Back in 2017, Justice Birss delivered a landmark decision concerning standardessential patents (SEPs) in the Patents Court of England and Wales, effectively setting the terms of a worldwide licence between the claimant, Unwired Planet and the defendant, Huawei. At the end of 2018, the case returned to the Court of Appeal for round two.
In the telecommunications industry, patentees are required to grant licences on Fair, Reasonable And NonDiscriminatory (FRAND) terms in return for involvement in the standard-setting process. However, the determination of which licences are and aren't FRAND has proved to be a thorny issue.
The decision in Unwired Planet v Huawei in 2017 established that there is only one FRAND licence, and the FRAND licence may be global. Justice Birss further ruled that English courts have the jurisdiction to set the terms of a global FRAND licence. As Huawei refused a global FRAND licence, Unwired Planet was entitled to an injunction.
Huawei duly appealed to the Court of Appeal, which considered three issues:
Did the FRAND licence need to be global?
The Court of Appeal maintained that a FRAND rate may be global depending on the circumstances. In this case, a global licence, rather than a UK licence, is FRAND. However, the Patents Court erred in finding there is only one set of FRAND terms. An SEP owner meets their obligation by offering any set of terms which is considered to be FRAND.
Should Huawei be given the same royalty rate that Unwired Planet had agreed with Samsung?
The Court of Appeal maintained that FRAND does not require "hard-edged"
non-discrimination.

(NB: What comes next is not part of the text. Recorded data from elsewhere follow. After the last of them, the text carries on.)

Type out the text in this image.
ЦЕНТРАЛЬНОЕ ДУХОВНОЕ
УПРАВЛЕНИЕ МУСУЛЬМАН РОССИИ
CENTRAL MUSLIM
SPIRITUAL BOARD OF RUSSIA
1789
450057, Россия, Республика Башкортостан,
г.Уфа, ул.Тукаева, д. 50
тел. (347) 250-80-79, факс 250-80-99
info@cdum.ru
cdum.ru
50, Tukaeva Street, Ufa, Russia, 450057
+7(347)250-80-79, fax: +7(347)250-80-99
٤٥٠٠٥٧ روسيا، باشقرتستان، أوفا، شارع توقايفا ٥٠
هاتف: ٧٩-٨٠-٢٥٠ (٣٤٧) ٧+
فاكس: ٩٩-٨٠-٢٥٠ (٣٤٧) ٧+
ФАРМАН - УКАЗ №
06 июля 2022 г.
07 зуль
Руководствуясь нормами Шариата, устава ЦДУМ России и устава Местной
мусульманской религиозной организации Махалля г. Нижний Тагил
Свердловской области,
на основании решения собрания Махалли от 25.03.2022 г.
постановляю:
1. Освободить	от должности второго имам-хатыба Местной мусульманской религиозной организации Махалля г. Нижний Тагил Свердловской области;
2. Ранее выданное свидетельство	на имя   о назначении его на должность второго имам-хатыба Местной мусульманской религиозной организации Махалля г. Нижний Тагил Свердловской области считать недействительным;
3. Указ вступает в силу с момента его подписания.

If an SEP owner charges one licensee a rate that is less than a FRAND rate, the SEP owner is not necessarily required to offer the lower rate to other licensees to meet their FRAND obligation.
Was Unwired Planet entitled to an injunction given that it did not give notice or offer a FRAND licence?
Huawei argued that Unwired Planet abused its dominant position, as the steps for negotiation outlined in a transitional case Huawei v ZTE  Bus LR 1261 were not followed. The Court of Appeal found that the steps outlined in Huawei v ZTE are a safe harbour, rather than a mandatory requirement. In this case, Unwired Planet did not abuse its position and therefore was entitled to an injunction.
The saga is not over yet, however, as Huawei has recently been given permission to make a further appeal to the Supreme Court.